In focusing on the need for a new mental model, we cite two issues of central concern to transnational business firms. These two issues are 1) recognizing the influence of national culture on the normal life of customers and the ways culture affects marketing plans and product development for that market and 2) recognizing the impact of global influences such as worldwide television culture on the environment of customers in foreign markets and how global TV culture influences values, lifestyles and the very perceptions of the firm's customers, and the firm's reputation in foreign markets. These customer-oriented issues have been neglected in the business literature or inadequately realized because of the absence of a conceptual model for dealing with the rapid, almost unconscious, influence of information on the perceptions of the customers
Cultural intelligence as a basic capability of transnational business is a significant competitive advantage. It allows decision-makers to go the first step beyond 'hard' quantitative techniques and linear conclusions to the consideration of 'soft' intangibles that lead the way toward the mastery of the art of global strategy, negotiation and marketing.

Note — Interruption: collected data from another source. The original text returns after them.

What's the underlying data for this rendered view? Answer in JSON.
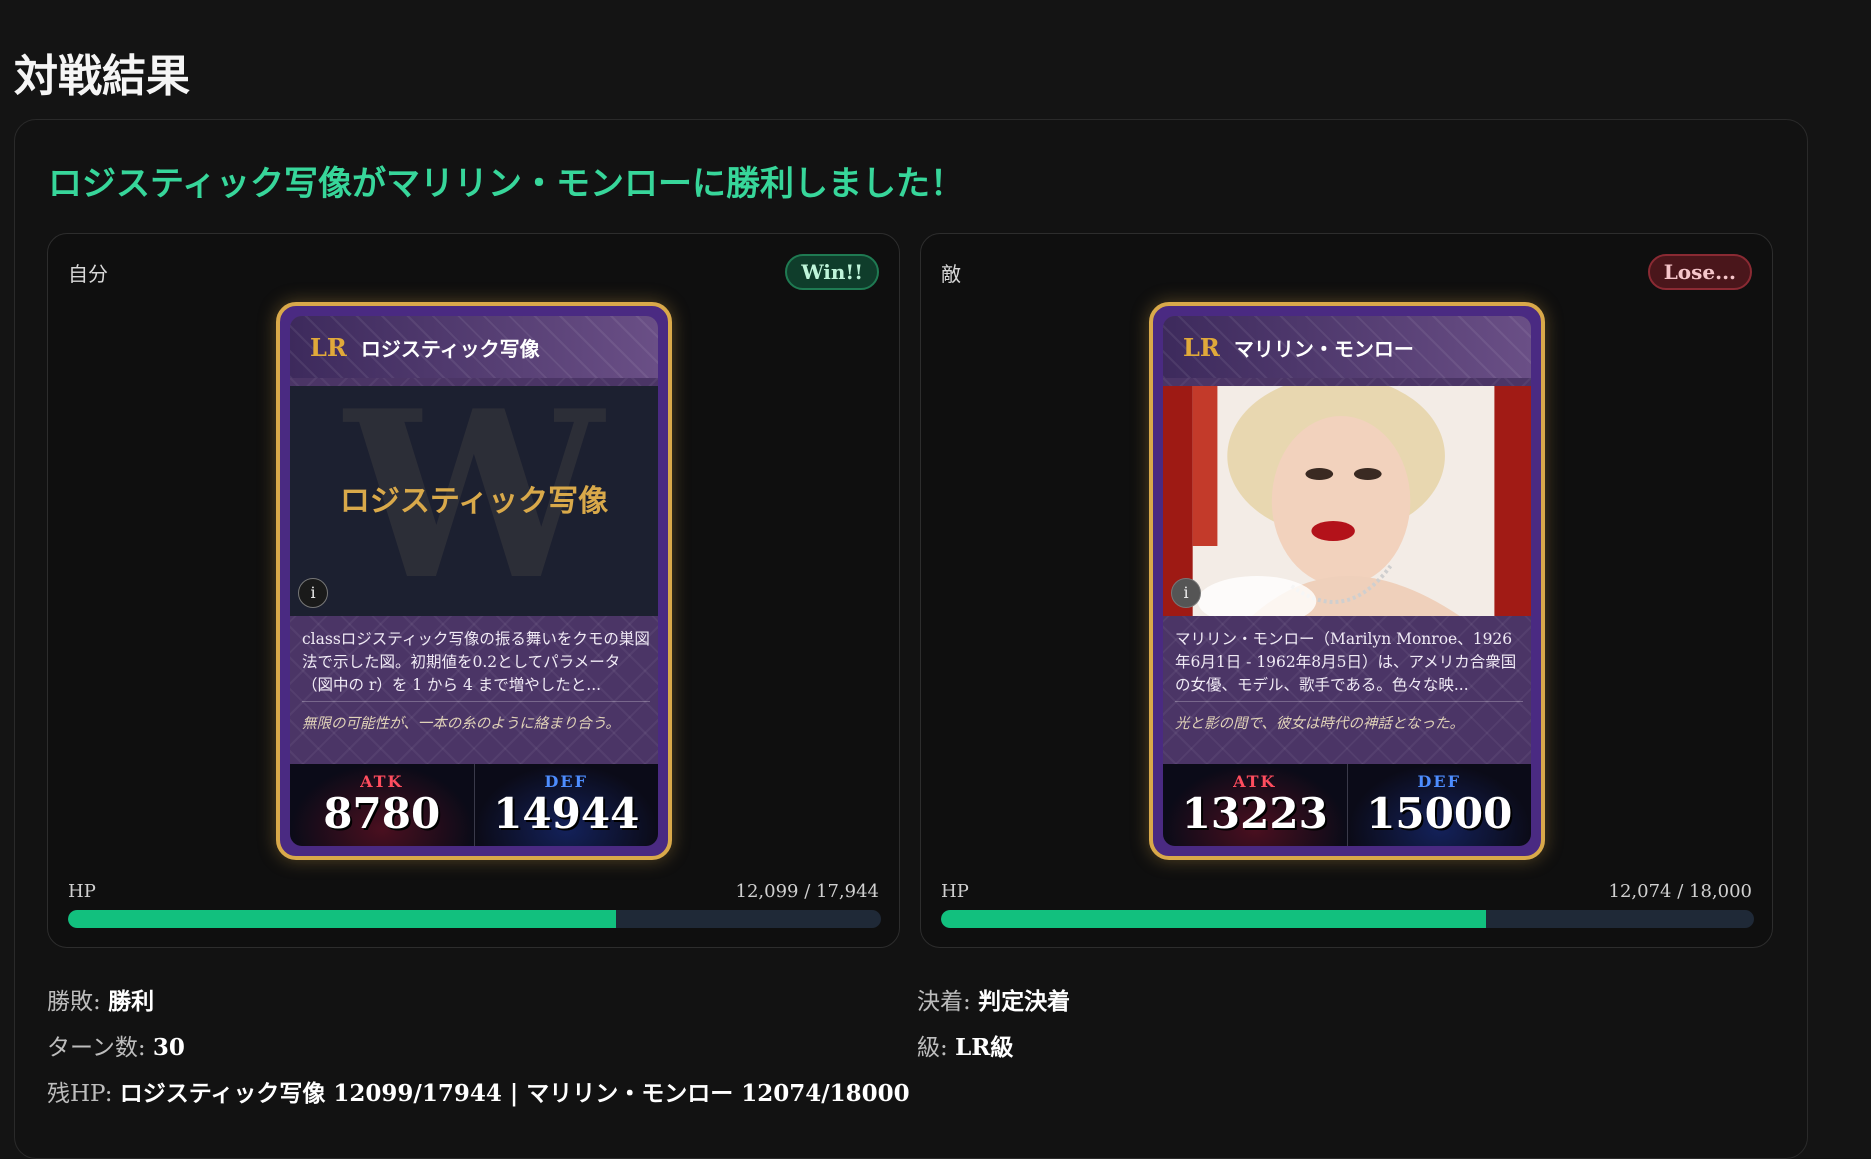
{
  "page": {
    "title": "対戦結果"
  },
  "result": {
    "headline": "ロジスティック写像がマリリン・モンローに勝利しました！"
  },
  "mine": {
    "side_label": "自分",
    "badge": "Win!!",
    "card": {
      "rarity": "LR",
      "name": "ロジスティック写像",
      "art_letter": "W",
      "art_title": "ロジスティック写像",
      "info": "i",
      "description": "classロジスティック写像の振る舞いをクモの巣図法で示した図。初期値を0.2としてパラメータ（図中の r）を 1 から 4 まで増やしたと...",
      "flavor": "無限の可能性が、一本の糸のように絡まり合う。",
      "atk_label": "ATK",
      "atk": "8780",
      "def_label": "DEF",
      "def": "14944"
    },
    "hp": {
      "label": "HP",
      "text": "12,099 / 17,944",
      "fraction": 0.6742
    }
  },
  "enemy": {
    "side_label": "敵",
    "badge": "Lose...",
    "card": {
      "rarity": "LR",
      "name": "マリリン・モンロー",
      "info": "i",
      "description": "マリリン・モンロー（Marilyn Monroe、1926年6月1日 - 1962年8月5日）は、アメリカ合衆国の女優、モデル、歌手である。色々な映...",
      "flavor": "光と影の間で、彼女は時代の神話となった。",
      "atk_label": "ATK",
      "atk": "13223",
      "def_label": "DEF",
      "def": "15000"
    },
    "hp": {
      "label": "HP",
      "text": "12,074 / 18,000",
      "fraction": 0.6708
    }
  },
  "summary": {
    "outcome_label": "勝敗: ",
    "outcome_value": "勝利",
    "settle_label": "決着: ",
    "settle_value": "判定決着",
    "turns_label": "ターン数: ",
    "turns_value": "30",
    "rank_label": "級: ",
    "rank_value": "LR級",
    "remaining_label": "残HP: ",
    "remaining_value": "ロジスティック写像 12099/17944 | マリリン・モンロー 12074/18000"
  },
  "colors": {
    "accent_green": "#37d69a",
    "hp_fill": "#12c07e",
    "card_border": "#d9a94a"
  }
}
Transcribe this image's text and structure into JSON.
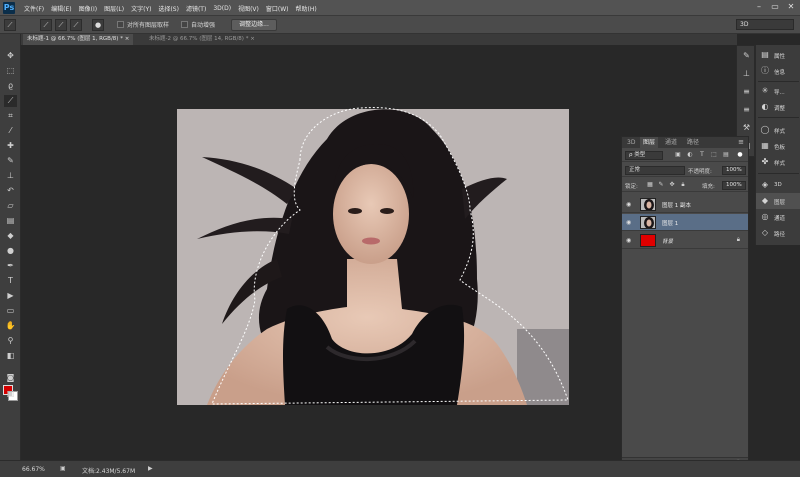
{
  "app": {
    "logo": "Ps"
  },
  "menu": [
    "文件(F)",
    "编辑(E)",
    "图像(I)",
    "图层(L)",
    "文字(Y)",
    "选择(S)",
    "滤镜(T)",
    "3D(D)",
    "视图(V)",
    "窗口(W)",
    "帮助(H)"
  ],
  "window_controls": {
    "minimize": "–",
    "restore": "▭",
    "close": "✕"
  },
  "options_bar": {
    "sample_all_layers": "对所有图层取样",
    "auto_enhance": "自动增强",
    "refine_edge": "调整边缘...",
    "workspace": "3D"
  },
  "tabs": [
    {
      "label": "未标题-1 @ 66.7% (图层 1, RGB/8) *"
    },
    {
      "label": "未标题-2 @ 66.7% (图层 14, RGB/8) *"
    }
  ],
  "colors": {
    "foreground": "#d40000",
    "background": "#ffffff",
    "accent": "#5a6e87"
  },
  "layers_panel": {
    "tabs": [
      "3D",
      "图层",
      "通道",
      "路径"
    ],
    "kind_filter": "ρ 类型",
    "blend_mode": "正常",
    "opacity_label": "不透明度:",
    "opacity_value": "100%",
    "lock_label": "锁定:",
    "fill_label": "填充:",
    "fill_value": "100%",
    "layers": [
      {
        "name": "图层 1 副本",
        "selected": false
      },
      {
        "name": "图层 1",
        "selected": true
      },
      {
        "name": "背景",
        "selected": false,
        "locked": true
      }
    ],
    "bottom_icons": [
      "link-icon",
      "fx-icon",
      "mask-icon",
      "adjustment-icon",
      "group-icon",
      "new-layer-icon",
      "trash-icon"
    ]
  },
  "right_dock": [
    {
      "icon": "properties-icon",
      "label": "属性"
    },
    {
      "icon": "info-icon",
      "label": "信息"
    },
    {
      "icon": "history-icon",
      "label": "导..."
    },
    {
      "icon": "adjustments-icon",
      "label": "调整"
    },
    {
      "icon": "paths-icon",
      "label": "样式"
    },
    {
      "icon": "channels-icon",
      "label": "色板"
    },
    {
      "icon": "styles-icon",
      "label": "样式"
    },
    {
      "icon": "3d-icon",
      "label": "3D"
    },
    {
      "icon": "layers-icon",
      "label": "图层"
    },
    {
      "icon": "channels-icon",
      "label": "通道"
    },
    {
      "icon": "paths-icon",
      "label": "路径"
    }
  ],
  "status": {
    "zoom": "66.67%",
    "doc": "文档:2.43M/5.67M"
  }
}
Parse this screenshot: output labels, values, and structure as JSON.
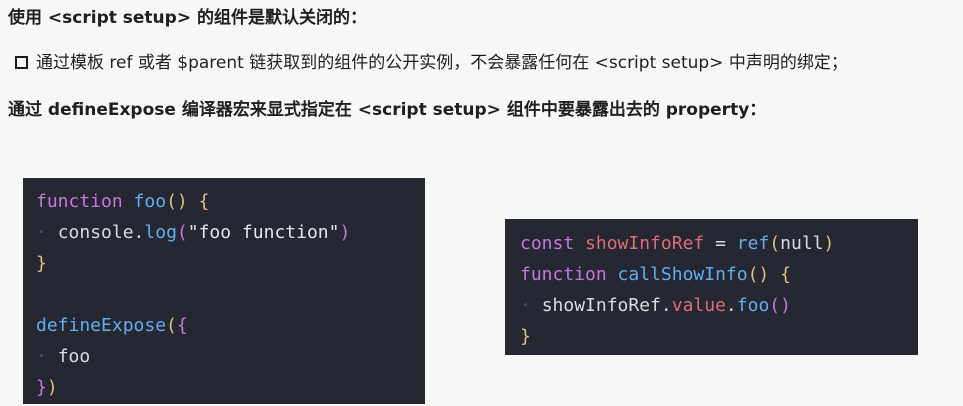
{
  "text": {
    "line1": "使用 <script setup> 的组件是默认关闭的：",
    "line2": "通过模板 ref 或者 $parent 链获取到的组件的公开实例，不会暴露任何在 <script setup> 中声明的绑定；",
    "line3": "通过 defineExpose 编译器宏来显式指定在 <script setup> 组件中要暴露出去的 property："
  },
  "code_left": {
    "l1_kw": "function",
    "l1_fn": "foo",
    "l1_paren": "()",
    "l1_brace": "{",
    "l2_obj": "console.",
    "l2_fn": "log",
    "l2_p1": "(",
    "l2_str": "\"foo function\"",
    "l2_p2": ")",
    "l3_brace": "}",
    "l5_fn": "defineExpose",
    "l5_p": "(",
    "l5_b": "{",
    "l6_id": "foo",
    "l7_b": "}",
    "l7_p": ")"
  },
  "code_right": {
    "l1_kw": "const",
    "l1_var": "showInfoRef",
    "l1_op": "=",
    "l1_fn": "ref",
    "l1_p1": "(",
    "l1_null": "null",
    "l1_p2": ")",
    "l2_kw": "function",
    "l2_fn": "callShowInfo",
    "l2_paren": "()",
    "l2_brace": "{",
    "l3_obj": "showInfoRef.",
    "l3_prop": "value",
    "l3_dot": ".",
    "l3_fn": "foo",
    "l3_paren": "()",
    "l4_brace": "}"
  }
}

Michael Porter suggests that a nation's firms are often international leaders in industries that are related to the nation's national passions. A firm developing product for demanding and sophisticated consumers in the home market gets an earlier picture of emerging buyer needs and can often anticipate foreign demand. The American entertainment industry is such a leading-edge industry, successfully anticipating foreign demand. American movies, music, and television sit-coms. ubiquitous in worldwide TV culture, spread the themes of U.S. culture around the world, communicating a sub-text of American valuesâ American Expressive Individualism. Absorption of American values via TV culture is a major source of sociocultural change around the globe.